Should Treasury Secretary Paulson and SEC Bail Out Citigroup and Former Secretary Rubin’s SIV Investments?

Current Treasury Secretary Paulson is now encouraging major banks, led by Citigroup, JP Morgan and Bank of America, to establish a financial superfund of perhaps as much as $100 billion to deal with toxic financil derivative products, often called SIV’s. The biggest beneficiary would be the biggest issuer of SIV’s, Citigroup and its Vice Chairman Robert Rubin, often referred to as the godfather of hedge funds in financial circles.

The idea is, well, patenly absurd and would involve banks contributing to the fund which would buy back these SIV’s and ultimately resell them to investors. Perhaps the beauty of this financial scam is its transparency up front.

Rubin resigned as Clinton’s Secretary of the Treasury and walked over to Citigroup where he received a $50 million compensation package just for showing up.
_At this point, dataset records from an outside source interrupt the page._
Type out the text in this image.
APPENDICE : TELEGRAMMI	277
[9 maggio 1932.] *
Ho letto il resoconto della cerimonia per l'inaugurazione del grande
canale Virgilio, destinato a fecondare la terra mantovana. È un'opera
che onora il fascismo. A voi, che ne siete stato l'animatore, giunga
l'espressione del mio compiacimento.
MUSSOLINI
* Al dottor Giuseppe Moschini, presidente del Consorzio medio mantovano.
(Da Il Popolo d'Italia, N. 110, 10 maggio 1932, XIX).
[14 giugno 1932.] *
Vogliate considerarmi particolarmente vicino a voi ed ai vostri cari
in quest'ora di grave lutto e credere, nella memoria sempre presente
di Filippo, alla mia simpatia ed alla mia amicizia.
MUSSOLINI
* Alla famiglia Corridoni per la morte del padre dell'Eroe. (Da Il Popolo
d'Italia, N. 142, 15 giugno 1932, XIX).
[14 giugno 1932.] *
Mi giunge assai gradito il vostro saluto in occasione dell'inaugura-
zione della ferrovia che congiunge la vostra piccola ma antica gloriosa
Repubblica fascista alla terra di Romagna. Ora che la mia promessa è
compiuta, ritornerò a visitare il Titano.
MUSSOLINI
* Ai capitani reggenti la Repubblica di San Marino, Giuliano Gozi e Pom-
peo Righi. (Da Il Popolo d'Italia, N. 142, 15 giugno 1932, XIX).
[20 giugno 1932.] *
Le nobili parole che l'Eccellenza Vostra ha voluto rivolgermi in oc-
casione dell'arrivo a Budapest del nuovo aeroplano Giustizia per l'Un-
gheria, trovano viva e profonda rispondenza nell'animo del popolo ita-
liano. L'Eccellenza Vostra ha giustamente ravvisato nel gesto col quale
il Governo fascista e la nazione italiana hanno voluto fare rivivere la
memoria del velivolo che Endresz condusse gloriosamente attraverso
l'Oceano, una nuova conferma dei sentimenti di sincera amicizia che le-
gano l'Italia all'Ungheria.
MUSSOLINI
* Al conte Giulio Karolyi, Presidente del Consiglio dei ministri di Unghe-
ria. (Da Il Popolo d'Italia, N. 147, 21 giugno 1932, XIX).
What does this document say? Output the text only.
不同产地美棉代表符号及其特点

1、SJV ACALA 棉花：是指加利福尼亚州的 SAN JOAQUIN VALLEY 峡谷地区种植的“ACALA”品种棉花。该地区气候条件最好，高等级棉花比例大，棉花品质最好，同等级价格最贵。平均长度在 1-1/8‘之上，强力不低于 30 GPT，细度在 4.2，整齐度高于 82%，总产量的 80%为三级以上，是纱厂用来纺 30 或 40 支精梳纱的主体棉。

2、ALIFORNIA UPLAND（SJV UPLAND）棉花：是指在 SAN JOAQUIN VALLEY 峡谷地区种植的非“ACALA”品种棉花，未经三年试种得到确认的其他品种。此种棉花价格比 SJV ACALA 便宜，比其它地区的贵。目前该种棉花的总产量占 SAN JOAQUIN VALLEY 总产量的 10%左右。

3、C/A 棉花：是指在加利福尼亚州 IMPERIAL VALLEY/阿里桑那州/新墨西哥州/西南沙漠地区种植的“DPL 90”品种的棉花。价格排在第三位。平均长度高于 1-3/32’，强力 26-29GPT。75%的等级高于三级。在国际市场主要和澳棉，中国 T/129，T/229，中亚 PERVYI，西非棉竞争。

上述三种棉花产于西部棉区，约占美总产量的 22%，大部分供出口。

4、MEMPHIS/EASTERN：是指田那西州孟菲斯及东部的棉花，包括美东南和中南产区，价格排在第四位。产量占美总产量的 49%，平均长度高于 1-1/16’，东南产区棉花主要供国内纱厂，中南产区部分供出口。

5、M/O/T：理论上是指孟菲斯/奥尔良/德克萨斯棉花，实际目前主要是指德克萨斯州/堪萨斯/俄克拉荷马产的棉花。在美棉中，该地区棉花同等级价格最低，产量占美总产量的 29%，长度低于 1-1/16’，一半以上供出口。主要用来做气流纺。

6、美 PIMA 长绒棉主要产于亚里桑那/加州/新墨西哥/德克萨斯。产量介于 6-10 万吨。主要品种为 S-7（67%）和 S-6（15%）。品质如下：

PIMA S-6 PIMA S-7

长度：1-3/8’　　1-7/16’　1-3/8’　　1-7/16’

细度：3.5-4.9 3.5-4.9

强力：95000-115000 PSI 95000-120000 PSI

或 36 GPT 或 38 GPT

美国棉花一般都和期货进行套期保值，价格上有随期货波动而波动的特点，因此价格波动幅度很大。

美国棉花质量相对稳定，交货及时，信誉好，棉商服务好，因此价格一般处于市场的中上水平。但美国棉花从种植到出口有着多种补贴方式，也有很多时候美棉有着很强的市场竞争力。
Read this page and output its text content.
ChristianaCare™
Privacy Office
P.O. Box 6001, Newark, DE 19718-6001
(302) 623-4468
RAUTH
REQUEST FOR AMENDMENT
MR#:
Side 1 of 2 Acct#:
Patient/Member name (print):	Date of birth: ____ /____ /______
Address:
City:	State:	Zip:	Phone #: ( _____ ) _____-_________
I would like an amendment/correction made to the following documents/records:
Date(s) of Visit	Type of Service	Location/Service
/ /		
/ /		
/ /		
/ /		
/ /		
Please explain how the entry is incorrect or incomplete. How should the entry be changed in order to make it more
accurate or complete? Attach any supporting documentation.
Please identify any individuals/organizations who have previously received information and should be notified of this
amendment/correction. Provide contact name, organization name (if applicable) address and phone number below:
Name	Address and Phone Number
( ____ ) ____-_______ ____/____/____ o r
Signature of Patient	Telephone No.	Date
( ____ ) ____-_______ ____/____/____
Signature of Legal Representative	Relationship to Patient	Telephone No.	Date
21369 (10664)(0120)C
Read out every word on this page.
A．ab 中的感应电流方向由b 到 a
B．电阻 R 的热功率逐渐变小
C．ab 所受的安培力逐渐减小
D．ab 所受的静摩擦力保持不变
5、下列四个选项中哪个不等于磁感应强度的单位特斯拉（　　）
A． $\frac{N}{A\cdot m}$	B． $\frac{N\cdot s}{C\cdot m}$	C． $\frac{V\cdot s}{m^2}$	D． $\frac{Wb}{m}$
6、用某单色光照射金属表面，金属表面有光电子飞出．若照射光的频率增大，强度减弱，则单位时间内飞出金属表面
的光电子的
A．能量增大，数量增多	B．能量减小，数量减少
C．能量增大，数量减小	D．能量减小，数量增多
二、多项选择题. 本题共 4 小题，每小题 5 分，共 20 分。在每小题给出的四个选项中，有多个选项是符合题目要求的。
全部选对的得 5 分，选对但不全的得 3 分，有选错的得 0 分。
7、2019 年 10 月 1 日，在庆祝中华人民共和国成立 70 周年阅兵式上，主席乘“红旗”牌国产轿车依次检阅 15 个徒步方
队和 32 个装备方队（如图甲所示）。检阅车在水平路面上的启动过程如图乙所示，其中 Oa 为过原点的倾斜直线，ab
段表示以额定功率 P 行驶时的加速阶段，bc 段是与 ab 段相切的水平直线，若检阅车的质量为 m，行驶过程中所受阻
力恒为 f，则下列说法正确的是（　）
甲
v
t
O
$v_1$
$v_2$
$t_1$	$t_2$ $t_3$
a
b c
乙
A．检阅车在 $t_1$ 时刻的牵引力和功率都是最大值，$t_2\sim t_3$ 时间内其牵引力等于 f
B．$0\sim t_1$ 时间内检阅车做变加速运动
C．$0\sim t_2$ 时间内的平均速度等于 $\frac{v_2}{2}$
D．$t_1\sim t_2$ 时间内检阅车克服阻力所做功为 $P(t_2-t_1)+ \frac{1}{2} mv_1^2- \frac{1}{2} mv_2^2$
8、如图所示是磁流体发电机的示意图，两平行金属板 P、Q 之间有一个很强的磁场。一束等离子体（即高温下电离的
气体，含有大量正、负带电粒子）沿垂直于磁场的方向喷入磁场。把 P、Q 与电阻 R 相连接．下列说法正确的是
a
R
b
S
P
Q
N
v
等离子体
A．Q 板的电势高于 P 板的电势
It now seems somewhat ironic that the current Secretary, Paulson, is now advocating bailing out his predecessor’s firm.

Investors should oppose this bailout bccause it will hurt quality banks and financial firms that play by the rules. A likely reason Citigroup issues so many SIV’s is that they wanted to escape the FASB accounting 115 rule that require banks to mark the market value of their investment portfolios to market on a quarterly basis. This was a great reform put in place by George Bush Sr. that stabilized the banking industry after the S&L crisis by restoring confidence.

The significance of this rule is that if asset write-downs impair capital beyond regulatory limits, regulators can come in and shut down the bank, forcing it to merge its assets with a more stable institution. This has already happened to internet start up Netbank due to losses on its mortgage portfolio and this tough rule is an important part of our free market competitive system.

For comparitive purposes with respect to bailing out Citigroup, who will bail out Etrade if its $22 billion mortgage portfolio is deemed to be worth only 80 cents on the dollar. If forced to take such a write-down due to credit quality issues or simply a rise in long term interest rates of 2 -3 percent, Etrade would clearly be undercapitalized.

Etrade is an institution that issued real loans to real customers, not a cespool of conflicted hedge fund inspired greed issuing massive speculations on subprime mortgages, as was the case with Citigroup. My advice to Treasury Secretary Henry Paulson, SEC Chairman Christopher Cox and Federal Reserve Chairman Bernake is to save those chips for the Etrade and Northern Trust’s, a fine bank, of the world.

Let FASB 115 do its job and stabilize the industry. Sure there will be some loosers, perhaps big ones, yet that comes with the territory of taking such risks.